Kematiannya juga dianggap sebagai pukulan besar bagi kaum reformis dan moderat.

"Ia akan dirindukan," ujar seorang analis politik yang dekat dengan kaum reformis, Farshad Ghorbanpour. "Ia semakin tak berdaya, tapi memberi kami harapan. Sekarang kami harus berupaya tanpa dia."

Dalam sebuah pernyataan di website resminya, Khamenei menyatakan rasa dukanya atas kepergian Rafsanjani. "Hilangannya kawan dan sekutu, sahabat saya sejak 59 tahun lalu, sangat sulit dan menyayat hati."

Khamenei memuji kecerdasan Rafsanjani dan menyebutnya sosok yang dapat diandalkan. Ia juga menyebut perbedaan pandangan antara dirinya dengan Rafsanjani selama bertahun-tahun tak mematahkan persahabatan mereka.


Perjalanan Politik Rafsanjani

Ia adalah salah satu pemimpin revolusi Islam pada 1979 dan seorang pembantu pendiri republik Islam, Ayatollah Ruhollah Khomeini. Rafsanjani juga menjadi sosok berpengaruh untuk memilih Ayatollah Khamenei sebagai pengganti Khomeini.

Rafsanjani merupakan Presiden Iran pada periode 1989 hingga 1997. Namun setelah masa kepresidenannya selesai, rival politiknya menyita dukungannya kepada kaum reformis dan menjulukinya sebagai aristokrat, kapitalis, dan pendukung Islam Amerika.

Pada 2002 dukungan politiknya berkurang sangat rendah sehingga ia tak bisa mengumpukan suara untuk memenangkan kursi di Parlemen. Ia mengalami kekalahan memalukan saat melawan Mahmoud Ahmadinejad dalam pemilihan presiden tahun 2005.

Eks presiden Iran, Akbar Hashemi Rafsanjani meninggal dunia (Associated Press)

Setelah mengalami kekalahan, Rafsanjani berperan sebagai seorang politikus kritis dan makin bertentangan dengan Khamenei dalam hal arah revolusi. Di saat pemimpin tertinggi Iran mendukung ideologi anti-Barat, Rafsanjani memohon untuk memperbarui sistem politik dan berubahnya masyarakat Iran.

Pada tahun 2013, ia kembali mencoba memasuki dunia politik. Namun keputusannya untuk mencalonkan diri kembali dalam kepresidenan dilarang oleh Majelis Wali, di mana hal tersebut mengejutkan warga Iran.

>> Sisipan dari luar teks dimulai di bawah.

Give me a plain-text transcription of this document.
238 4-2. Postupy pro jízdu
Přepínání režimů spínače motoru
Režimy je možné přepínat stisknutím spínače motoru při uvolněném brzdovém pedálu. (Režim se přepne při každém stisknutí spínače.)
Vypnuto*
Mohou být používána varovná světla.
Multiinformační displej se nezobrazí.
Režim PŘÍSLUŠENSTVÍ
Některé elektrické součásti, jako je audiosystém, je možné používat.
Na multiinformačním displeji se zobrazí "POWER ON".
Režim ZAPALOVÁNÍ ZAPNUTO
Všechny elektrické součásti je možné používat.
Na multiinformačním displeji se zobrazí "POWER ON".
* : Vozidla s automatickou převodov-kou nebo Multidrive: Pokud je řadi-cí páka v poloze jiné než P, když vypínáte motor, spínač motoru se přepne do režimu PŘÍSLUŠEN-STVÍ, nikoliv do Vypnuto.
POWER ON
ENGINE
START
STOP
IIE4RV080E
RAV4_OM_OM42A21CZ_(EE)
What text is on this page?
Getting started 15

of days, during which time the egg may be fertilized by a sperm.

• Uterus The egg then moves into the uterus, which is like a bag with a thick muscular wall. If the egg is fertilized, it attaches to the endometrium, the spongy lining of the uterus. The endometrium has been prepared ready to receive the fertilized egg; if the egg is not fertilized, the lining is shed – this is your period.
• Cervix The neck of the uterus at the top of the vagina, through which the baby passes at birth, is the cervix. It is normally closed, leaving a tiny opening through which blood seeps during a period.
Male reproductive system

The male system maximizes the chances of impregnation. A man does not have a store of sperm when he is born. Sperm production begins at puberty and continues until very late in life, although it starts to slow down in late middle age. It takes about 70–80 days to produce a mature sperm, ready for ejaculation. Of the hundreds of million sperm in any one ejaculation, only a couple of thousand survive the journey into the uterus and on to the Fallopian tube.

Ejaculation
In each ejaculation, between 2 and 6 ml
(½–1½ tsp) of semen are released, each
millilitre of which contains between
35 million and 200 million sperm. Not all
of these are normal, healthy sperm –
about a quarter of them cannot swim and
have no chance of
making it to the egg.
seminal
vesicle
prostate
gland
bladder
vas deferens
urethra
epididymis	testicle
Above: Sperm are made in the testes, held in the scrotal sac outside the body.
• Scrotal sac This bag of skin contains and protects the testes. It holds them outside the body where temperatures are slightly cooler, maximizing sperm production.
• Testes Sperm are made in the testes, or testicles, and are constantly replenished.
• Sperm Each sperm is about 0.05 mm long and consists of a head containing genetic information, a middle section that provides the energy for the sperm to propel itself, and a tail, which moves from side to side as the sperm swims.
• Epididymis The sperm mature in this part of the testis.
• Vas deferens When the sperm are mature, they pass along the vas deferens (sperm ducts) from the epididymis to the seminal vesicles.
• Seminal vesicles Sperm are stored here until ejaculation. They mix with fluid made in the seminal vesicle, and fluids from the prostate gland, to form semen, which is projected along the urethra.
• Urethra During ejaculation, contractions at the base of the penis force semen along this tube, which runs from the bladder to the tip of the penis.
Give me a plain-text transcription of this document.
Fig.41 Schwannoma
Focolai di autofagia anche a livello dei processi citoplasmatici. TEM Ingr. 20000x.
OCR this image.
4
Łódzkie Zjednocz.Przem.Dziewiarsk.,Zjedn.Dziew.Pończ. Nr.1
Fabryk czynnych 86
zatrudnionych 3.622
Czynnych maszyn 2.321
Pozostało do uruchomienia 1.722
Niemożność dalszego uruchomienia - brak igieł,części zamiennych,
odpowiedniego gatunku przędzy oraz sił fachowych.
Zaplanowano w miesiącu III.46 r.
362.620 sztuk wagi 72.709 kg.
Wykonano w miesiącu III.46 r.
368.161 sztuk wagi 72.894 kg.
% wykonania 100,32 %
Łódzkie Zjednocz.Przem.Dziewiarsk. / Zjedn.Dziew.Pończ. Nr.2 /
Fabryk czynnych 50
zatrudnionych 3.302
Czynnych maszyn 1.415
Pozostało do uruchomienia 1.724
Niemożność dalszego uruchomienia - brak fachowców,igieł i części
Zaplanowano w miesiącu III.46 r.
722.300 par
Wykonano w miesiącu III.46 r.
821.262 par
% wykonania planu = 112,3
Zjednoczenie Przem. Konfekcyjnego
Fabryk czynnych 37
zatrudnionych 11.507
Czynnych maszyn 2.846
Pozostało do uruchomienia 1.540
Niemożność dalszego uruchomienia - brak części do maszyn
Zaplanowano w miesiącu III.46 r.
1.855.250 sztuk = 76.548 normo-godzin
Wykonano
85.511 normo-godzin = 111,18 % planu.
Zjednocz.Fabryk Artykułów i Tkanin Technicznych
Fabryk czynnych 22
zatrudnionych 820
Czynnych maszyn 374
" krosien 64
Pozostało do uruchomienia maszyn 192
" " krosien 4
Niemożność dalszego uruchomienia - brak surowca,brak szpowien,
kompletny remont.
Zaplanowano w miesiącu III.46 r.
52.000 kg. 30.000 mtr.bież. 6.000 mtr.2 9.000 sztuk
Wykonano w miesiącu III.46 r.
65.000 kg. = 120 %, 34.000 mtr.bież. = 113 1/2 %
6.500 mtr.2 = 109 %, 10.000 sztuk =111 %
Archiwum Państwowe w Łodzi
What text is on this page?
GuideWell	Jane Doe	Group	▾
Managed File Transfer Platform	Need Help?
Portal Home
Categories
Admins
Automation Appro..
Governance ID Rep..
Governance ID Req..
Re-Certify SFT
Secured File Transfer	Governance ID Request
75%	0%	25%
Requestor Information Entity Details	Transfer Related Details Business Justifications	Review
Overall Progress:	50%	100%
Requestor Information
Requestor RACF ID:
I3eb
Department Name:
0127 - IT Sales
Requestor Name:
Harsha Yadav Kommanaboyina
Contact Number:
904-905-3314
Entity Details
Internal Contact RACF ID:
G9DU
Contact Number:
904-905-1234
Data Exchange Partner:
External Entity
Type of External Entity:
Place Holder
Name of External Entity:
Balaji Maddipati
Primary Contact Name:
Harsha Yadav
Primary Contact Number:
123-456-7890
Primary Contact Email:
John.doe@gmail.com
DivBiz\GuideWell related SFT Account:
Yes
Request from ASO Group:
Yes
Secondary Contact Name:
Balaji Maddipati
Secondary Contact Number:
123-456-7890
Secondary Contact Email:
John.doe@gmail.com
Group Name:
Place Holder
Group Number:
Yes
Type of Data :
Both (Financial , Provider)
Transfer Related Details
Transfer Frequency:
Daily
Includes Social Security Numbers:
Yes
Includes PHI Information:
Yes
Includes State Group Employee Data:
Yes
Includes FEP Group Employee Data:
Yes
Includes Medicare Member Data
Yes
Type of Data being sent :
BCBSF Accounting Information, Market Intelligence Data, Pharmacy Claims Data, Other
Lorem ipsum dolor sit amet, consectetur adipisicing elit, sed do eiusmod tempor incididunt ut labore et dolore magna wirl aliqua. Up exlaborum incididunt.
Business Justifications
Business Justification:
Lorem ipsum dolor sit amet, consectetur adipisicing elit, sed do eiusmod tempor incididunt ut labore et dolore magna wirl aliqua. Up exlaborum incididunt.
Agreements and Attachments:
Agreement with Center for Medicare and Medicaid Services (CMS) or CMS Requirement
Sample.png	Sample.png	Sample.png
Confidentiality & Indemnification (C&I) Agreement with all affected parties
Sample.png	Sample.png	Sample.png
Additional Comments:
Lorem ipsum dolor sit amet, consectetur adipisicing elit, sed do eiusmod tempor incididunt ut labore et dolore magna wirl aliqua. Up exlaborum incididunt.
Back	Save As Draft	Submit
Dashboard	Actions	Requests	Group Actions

Hal tersebut dilihat sebagai penolakan resmi terhadap ide-ide ekonomi liberal dan kebebasan.

Kantor berita Fars melaporkan, Rafsanjani akan dimakamkan pada Selasa 10 Januari 2017 dalam upacara pemakaman kenegaraan. Sekolah, kantor, dan organisasi pemerintah akan ditutup selama beberapa hari.